A.D. Amorosi, Philadelphia Inquirer
Booker T. “Sound the Alarm” (Stax)
The recent reactivation of Stax Records has brought organist/producer Booker T. Jones back to the label that featured his sound on so many great recordings of the 1960s and ’70s, including those by Otis Redding and Sam & Dave as well as his own albums, fronting Booker T. & the MG’s.
This album has the hallmarks of those great Memphis sessions of yore — sultry organ work, a lithe rhythm section and lots of meaty horn accents — with touches that bring it comfortably into the 21st century.
Jones draws several guests into the spotlight — singers Estelle, Anthony Hamilton, Mayer Hawthorne, Luke James and instrumentalists Gary Clark Jr., Raphael Saadiq and the retro rock-R&B band Vintage Trouble.

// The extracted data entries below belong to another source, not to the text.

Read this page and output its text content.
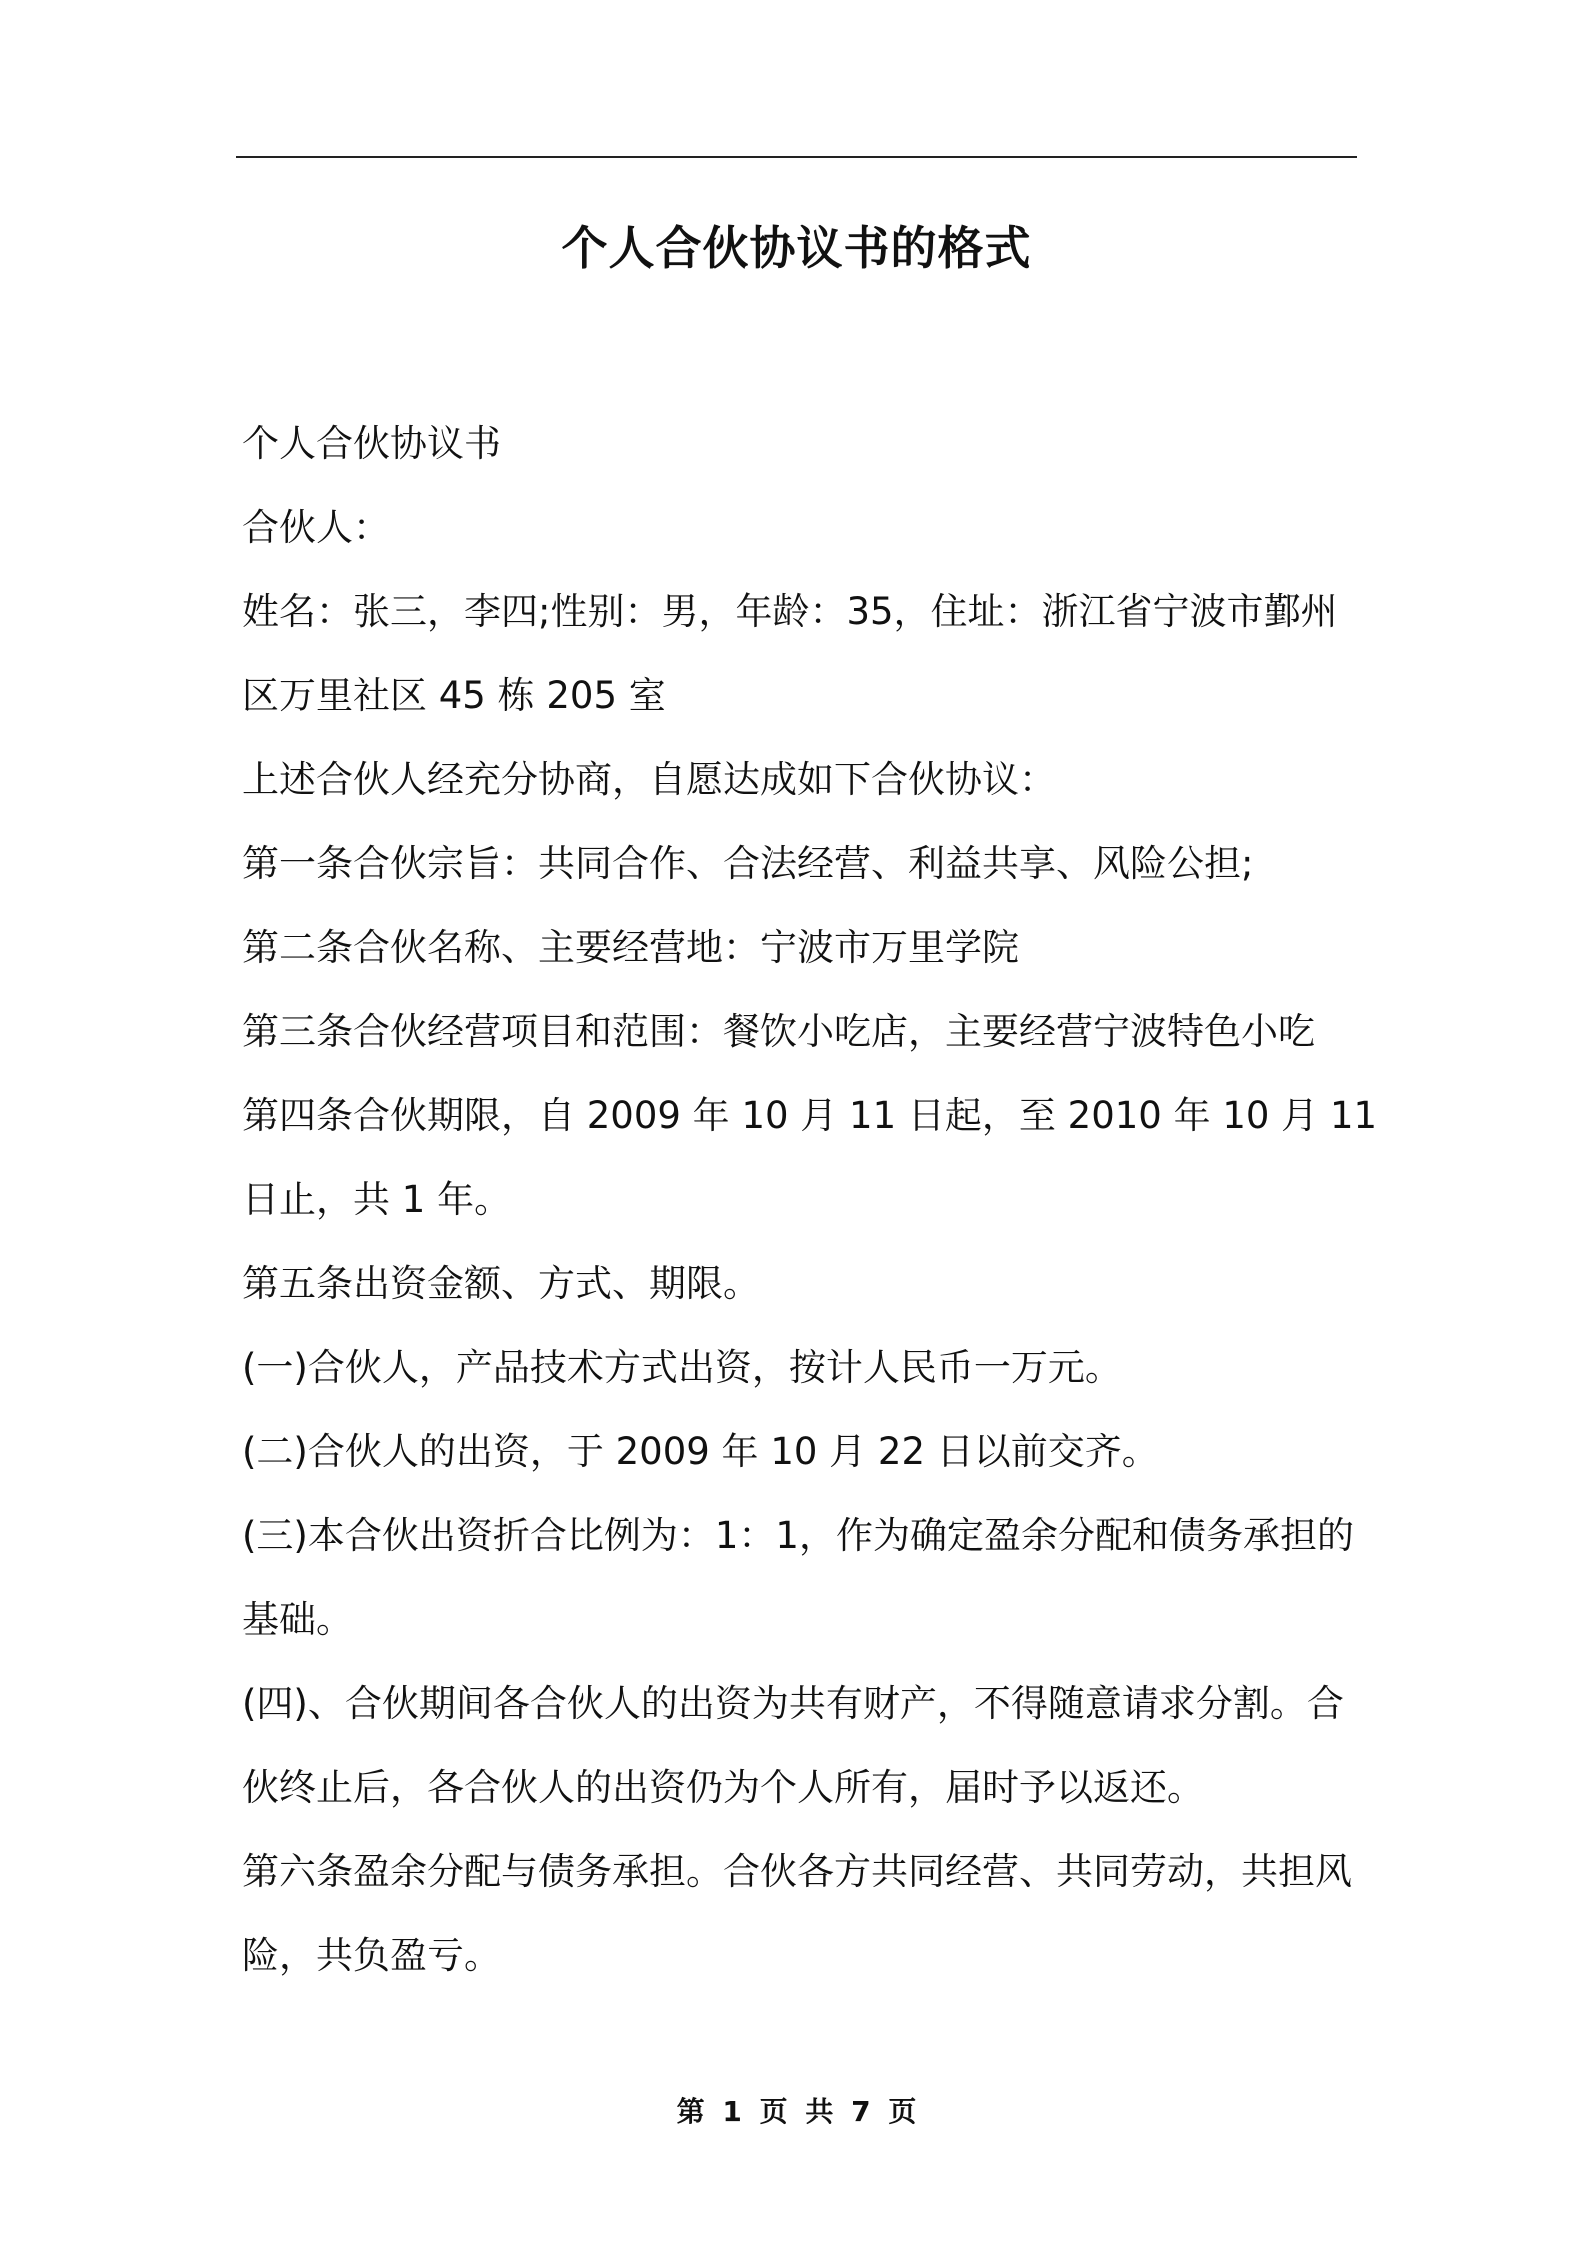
个人合伙协议书的格式

个人合伙协议书

合伙人：

姓名：张三，李四;性别：男，年龄：35，住址：浙江省宁波市鄞州

区万里社区 45 栋 205 室

上述合伙人经充分协商，自愿达成如下合伙协议：

第一条合伙宗旨：共同合作、合法经营、利益共享、风险公担;

第二条合伙名称、主要经营地：宁波市万里学院

第三条合伙经营项目和范围：餐饮小吃店，主要经营宁波特色小吃

第四条合伙期限，自 2009 年 10 月 11 日起，至 2010 年 10 月 11

日止，共 1 年。

第五条出资金额、方式、期限。

(一)合伙人，产品技术方式出资，按计人民币一万元。

(二)合伙人的出资，于 2009 年 10 月 22 日以前交齐。

(三)本合伙出资折合比例为：1：1，作为确定盈余分配和债务承担的

基础。

(四)、合伙期间各合伙人的出资为共有财产，不得随意请求分割。合

伙终止后，各合伙人的出资仍为个人所有，届时予以返还。

第六条盈余分配与债务承担。合伙各方共同经营、共同劳动，共担风

险，共负盈亏。

第 1 页 共 7 页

“66 Impala,” which features Sheila E., lets Jones explore the Latin-rock corner of the R&B universe, while the insistent gospel-soul “Your Love Is No Love” is the closest thing to a lost Redding track. The instrumentals “Fun,” “Feel Good,” “Austin City Blues” and, spotlighting Jones’ guitar-wielding son Ted, “Father-Son Blues” mark a welcome return to the timeless sound of the MG’s.